Os Jardins da Reggia di Venaria: Um Guia para Caminhadas

Como estão organizados os jardins de 60 hectares — o Potager Royal, as esculturas contemporâneas de Penone, o Canal de Água e o parque La Mandria para além.

Atualizado em junho de 2026 · Equipa de Concierge de Venaria Palace

Os jardins são metade da razão para visitar Venaria. Com cerca de 60 hectares atrás do palácio, estão entre os jardins reais mais espetaculares de Itália — não um simples parterre formal, mas uma paisagem em camadas que mistura o design restaurado do século XVII com arte contemporânea ousada. Os jardins barrocos originais, com as suas fontes e jogos de água teatrais, foram em grande parte destruídos sob Napoleão, pelo que o que percorre hoje é o produto da grande restauração concluída em 2007, que reimaginou os terrenos em vez de copiar servilmente um original perdido. O resultado é o longo Canal de Água e o Potager Royal — a maior horta real de Itália — situados ao lado do Jardim de Esculturas Fluídas de Giuseppe Penone, com três hectares, com as florestas do adjacente Parque La Mandria a estenderem-se até ao horizonte. Este guia explica a disposição, os destaques e quanto tempo os terrenos realmente merecem.

Como os Jardins Estão Dispostos

Os jardins desdobram-se atrás do palácio e são melhor compreendidos como dois registos sobrepostos: a geometria do design barroco restaurado e uma camada de intervenção contemporânea. O eixo definidor é o longo e reto Canal de Água que atrai o olhar para longe do palácio, pontuado pelas grutas do século XVII, os vestígios da Fonte de Hércules de Castellamonte e o Templo de Diana. Esta espinha central organiza toda a composição, pelo que um bom primeiro passo ao entrar nos jardins é percorrer o eixo principal para apreender a escala antes de explorar as áreas laterais — as vistas abrem-se para longe, em direção aos bosques de La Mandria e, em dias claros, aos Alpes.

O Parque Inferior é onde se concentra a maioria dos destaques.

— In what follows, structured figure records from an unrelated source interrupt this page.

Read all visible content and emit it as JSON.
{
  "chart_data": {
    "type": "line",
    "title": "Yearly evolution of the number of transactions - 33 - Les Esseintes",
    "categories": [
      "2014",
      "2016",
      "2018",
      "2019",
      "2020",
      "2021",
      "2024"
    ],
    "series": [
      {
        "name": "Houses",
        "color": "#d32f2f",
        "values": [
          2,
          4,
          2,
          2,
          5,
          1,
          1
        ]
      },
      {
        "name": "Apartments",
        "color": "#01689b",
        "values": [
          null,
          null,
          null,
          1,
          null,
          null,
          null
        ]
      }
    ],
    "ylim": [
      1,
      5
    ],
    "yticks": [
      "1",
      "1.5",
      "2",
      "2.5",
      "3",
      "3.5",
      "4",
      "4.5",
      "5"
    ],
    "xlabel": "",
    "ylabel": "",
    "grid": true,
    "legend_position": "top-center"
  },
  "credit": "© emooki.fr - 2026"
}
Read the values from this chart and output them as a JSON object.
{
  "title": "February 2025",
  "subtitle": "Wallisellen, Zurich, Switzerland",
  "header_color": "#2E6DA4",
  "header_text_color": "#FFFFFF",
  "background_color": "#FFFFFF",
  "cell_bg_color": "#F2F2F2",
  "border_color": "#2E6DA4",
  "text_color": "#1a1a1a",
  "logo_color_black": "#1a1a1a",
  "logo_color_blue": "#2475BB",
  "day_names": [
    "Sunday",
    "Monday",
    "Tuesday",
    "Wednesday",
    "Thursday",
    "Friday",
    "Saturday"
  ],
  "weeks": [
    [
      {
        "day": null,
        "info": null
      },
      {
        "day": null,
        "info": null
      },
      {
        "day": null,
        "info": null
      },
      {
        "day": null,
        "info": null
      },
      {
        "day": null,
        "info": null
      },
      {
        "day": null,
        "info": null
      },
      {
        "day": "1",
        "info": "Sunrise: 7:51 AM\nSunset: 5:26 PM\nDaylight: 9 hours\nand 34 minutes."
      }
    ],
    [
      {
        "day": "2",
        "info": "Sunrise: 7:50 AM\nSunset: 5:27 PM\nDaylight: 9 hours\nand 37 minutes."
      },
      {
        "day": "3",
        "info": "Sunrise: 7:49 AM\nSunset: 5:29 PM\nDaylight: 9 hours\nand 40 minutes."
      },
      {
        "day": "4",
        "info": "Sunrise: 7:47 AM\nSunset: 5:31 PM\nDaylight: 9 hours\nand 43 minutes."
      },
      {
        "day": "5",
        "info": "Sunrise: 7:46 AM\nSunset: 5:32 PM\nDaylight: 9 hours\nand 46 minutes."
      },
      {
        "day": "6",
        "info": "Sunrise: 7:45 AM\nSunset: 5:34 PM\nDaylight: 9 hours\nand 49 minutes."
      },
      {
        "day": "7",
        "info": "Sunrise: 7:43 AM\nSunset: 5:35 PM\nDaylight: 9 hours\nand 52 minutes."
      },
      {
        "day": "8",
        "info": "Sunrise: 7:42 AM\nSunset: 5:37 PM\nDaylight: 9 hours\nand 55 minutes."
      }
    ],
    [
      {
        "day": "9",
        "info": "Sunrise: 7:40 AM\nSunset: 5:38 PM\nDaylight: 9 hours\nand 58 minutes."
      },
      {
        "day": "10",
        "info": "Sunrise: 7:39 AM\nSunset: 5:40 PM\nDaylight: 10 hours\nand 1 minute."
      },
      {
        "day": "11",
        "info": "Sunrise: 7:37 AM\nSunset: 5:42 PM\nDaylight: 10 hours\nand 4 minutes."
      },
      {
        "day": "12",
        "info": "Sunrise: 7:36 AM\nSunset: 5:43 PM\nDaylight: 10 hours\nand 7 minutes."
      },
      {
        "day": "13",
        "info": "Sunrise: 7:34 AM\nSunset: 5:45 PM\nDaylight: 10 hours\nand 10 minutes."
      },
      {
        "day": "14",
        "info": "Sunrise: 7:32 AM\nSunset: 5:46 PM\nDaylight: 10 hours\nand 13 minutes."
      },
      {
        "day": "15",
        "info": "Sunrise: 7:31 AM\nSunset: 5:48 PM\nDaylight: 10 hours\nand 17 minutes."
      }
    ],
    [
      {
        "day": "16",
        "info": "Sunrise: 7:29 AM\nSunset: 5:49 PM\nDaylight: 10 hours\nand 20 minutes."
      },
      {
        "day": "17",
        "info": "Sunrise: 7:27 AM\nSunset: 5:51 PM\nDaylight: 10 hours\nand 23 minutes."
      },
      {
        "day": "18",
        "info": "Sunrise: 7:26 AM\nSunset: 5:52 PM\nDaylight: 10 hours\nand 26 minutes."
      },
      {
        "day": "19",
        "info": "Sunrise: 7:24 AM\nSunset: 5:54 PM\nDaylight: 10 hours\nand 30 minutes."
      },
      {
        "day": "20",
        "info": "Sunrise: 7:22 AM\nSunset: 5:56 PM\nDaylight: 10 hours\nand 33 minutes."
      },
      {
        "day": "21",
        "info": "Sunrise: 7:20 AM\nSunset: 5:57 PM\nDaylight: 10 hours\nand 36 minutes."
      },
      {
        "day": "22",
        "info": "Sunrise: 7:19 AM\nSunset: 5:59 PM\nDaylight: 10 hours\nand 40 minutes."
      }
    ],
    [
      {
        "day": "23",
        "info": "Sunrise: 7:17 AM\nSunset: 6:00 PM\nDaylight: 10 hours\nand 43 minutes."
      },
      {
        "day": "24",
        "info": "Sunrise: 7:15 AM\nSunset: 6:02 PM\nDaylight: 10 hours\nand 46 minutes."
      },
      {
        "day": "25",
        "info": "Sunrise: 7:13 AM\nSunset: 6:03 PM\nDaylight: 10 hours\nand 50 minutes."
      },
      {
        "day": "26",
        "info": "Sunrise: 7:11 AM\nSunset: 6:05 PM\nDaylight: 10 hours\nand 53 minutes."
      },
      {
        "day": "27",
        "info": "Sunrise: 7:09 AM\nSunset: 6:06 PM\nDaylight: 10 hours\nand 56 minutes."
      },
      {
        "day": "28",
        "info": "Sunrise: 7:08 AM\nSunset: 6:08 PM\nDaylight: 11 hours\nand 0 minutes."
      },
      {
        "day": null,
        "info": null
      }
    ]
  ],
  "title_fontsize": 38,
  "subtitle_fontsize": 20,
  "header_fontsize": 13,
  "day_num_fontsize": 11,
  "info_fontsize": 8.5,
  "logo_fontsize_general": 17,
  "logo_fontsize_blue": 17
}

Aqui encontrará a grande extensão de água da Peschiera (o Lago), as grutas, os pomares e as hortas do Potager Royal, e o Jardim de Esculturas Fluídas de Penone. Como os jardins originais se perderam sob Napoleão, o que vê é uma recriação do século XXI concluída para a reabertura de 2007, e não um jardim barroco sobrevivente — uma distinção importante que explica a invulgar mistura de geometria histórica e arte moderna. Os terrenos são grandes e maioritariamente abertos, pelo que um percurso que siga o canal central e faça um loop pelo Parque Inferior cobre o essencial sem ter de voltar atrás. Como os terrenos são planos e o eixo principal é perfeitamente reto, a orientação é fácil assim que encontrar o canal, e raramente precisará de um mapa além dos primeiros minutos.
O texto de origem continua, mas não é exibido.